For those that have fallen behind the leading banks in implementing these changes, or have not been able to match their spending on technology, their future in FX looks bleak – especially as they are being squeezed, not only by the larger banks, but by active non-bank financial institutions as well.
Such players do not threaten the position of the biggest banks, a point even the non-banks concede.
One non-bank FX securities dealer says: “The top five or 10 banks will never stop trading FX for a select group of clients, but for the next tier of banks, as costs increase and margins get smaller, it will become a less attractive business and within the next five years or so many will leave it.”
ABA’s Abernathy points out banks have certain advantages over other FX players, saying: “If the thin margins are not a constant, but that there are notable periods of volatility, and particularly if that volatility can be rather unpredictable, that favours firms with depth, and banking, as an industry, has the best depth in the financial markets.”
The bank trader agrees. “Banks have greater inventory with which they can offset client interests,” he says. “They have more liquidity – that is the big differentiator.”
However, the non-bank FX dealer says: “Non-banks are better at risk taking and risk pricing – we can do it cheaper. Banks are better at relationships and providing clients with other services. If both sides focus on what they are best at, everyone is better off.”
Non-bank activity
In that sense, he says, the growth of non-bank activity in the FX market is good for banks, even if mid-size and smaller banks will suffer.
So far, the casualties have largely been confined to the smaller banks, but the mid-tier banks will be squeezed out over time, warns the bank trader.
This should not make much difference to the client, for whom things should look like business as usual.
Myers says: “At the front end it looked like nothing had changed because the smaller banks were still appearing to serve their clients as before.

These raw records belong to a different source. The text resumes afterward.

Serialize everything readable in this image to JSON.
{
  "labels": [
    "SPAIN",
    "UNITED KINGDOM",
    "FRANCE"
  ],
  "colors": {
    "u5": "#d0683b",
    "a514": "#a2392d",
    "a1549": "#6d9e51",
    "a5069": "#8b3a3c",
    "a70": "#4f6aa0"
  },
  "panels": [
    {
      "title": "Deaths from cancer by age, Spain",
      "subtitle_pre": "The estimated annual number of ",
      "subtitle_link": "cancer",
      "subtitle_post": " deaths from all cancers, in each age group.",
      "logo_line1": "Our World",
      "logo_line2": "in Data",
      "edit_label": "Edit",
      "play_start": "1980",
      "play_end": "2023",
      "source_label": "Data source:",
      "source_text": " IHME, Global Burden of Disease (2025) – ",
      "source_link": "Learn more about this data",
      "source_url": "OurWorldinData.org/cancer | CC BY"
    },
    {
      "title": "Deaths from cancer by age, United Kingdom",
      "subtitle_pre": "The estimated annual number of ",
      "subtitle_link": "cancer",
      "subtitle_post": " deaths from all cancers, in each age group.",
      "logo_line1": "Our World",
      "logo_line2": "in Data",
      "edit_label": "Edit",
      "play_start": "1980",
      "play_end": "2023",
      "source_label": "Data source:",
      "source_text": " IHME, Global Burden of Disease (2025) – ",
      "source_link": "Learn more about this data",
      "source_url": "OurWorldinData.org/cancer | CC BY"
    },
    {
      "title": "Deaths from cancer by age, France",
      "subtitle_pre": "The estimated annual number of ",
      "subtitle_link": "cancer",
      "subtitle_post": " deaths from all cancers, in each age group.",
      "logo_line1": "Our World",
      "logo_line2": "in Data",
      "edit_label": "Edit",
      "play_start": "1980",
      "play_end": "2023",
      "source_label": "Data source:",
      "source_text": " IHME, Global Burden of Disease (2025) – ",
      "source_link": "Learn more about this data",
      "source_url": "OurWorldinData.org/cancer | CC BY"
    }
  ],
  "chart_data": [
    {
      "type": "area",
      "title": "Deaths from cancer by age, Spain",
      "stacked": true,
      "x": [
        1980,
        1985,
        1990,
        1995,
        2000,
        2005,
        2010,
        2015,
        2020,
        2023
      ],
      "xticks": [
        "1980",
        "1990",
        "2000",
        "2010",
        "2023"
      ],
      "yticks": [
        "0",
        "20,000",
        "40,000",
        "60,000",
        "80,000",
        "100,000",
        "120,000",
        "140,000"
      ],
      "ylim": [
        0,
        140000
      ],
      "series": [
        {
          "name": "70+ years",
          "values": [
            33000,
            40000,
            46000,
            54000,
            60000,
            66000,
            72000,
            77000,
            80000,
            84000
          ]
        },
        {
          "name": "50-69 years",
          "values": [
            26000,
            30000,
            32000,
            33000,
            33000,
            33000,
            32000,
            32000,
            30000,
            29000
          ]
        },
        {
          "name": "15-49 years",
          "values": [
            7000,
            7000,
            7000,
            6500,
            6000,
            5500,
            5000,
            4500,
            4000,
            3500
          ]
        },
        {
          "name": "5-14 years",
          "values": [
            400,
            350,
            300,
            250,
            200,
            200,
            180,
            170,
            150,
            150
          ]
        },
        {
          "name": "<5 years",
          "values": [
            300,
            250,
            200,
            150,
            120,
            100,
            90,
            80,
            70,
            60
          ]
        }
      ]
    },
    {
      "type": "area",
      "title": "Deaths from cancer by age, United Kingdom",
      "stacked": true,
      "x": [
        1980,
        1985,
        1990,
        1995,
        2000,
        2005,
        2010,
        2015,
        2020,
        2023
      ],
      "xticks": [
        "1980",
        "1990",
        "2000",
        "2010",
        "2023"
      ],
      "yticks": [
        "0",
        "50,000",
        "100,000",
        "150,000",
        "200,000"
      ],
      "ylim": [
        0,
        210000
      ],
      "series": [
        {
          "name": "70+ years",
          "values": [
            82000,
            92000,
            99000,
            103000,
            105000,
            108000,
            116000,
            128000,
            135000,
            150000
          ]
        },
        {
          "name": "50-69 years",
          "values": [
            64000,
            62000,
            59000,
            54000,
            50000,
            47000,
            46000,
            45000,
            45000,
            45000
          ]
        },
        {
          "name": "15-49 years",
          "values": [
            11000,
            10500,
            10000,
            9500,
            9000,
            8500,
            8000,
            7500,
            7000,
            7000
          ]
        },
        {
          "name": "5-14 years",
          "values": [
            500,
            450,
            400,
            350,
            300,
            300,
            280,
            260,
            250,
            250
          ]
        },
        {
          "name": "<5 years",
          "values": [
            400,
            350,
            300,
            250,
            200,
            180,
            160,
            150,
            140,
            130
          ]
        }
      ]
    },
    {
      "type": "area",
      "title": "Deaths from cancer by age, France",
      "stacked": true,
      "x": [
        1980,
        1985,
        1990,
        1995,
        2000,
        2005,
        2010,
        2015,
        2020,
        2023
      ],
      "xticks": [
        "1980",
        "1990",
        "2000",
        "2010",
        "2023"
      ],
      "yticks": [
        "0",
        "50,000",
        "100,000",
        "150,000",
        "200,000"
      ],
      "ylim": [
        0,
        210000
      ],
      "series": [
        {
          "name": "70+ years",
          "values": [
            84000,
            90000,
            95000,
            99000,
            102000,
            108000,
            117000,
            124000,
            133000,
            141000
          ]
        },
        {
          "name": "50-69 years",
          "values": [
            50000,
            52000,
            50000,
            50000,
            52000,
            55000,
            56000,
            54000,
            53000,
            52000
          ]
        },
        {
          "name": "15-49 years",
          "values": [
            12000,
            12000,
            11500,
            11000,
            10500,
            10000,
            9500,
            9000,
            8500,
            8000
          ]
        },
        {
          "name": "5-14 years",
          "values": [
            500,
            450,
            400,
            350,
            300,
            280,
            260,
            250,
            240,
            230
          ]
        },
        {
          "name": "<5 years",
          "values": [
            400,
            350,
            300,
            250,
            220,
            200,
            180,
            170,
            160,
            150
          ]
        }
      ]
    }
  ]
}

However behind the scenes many banks were simply backing out – or directly off-loading – their FX business to the top three or five FX banks, thus acting as mere agent, rather than counterparty, to the trade.”
This means while clients might perceive a large pool of FX liquidity providers in the market, in reality the FX pool is increasingly small and dominated by a technologically superior few, he adds.
However Myers warns that bankers outside FX should be taking note, with the trends currently playing out in the FX markets likely to be indicative of the future for other asset classes.
“FX is always at the coalface of technological change in financial markets,” he says. “What is happening now in FX will probably occur in equities and other asset classes eventually.”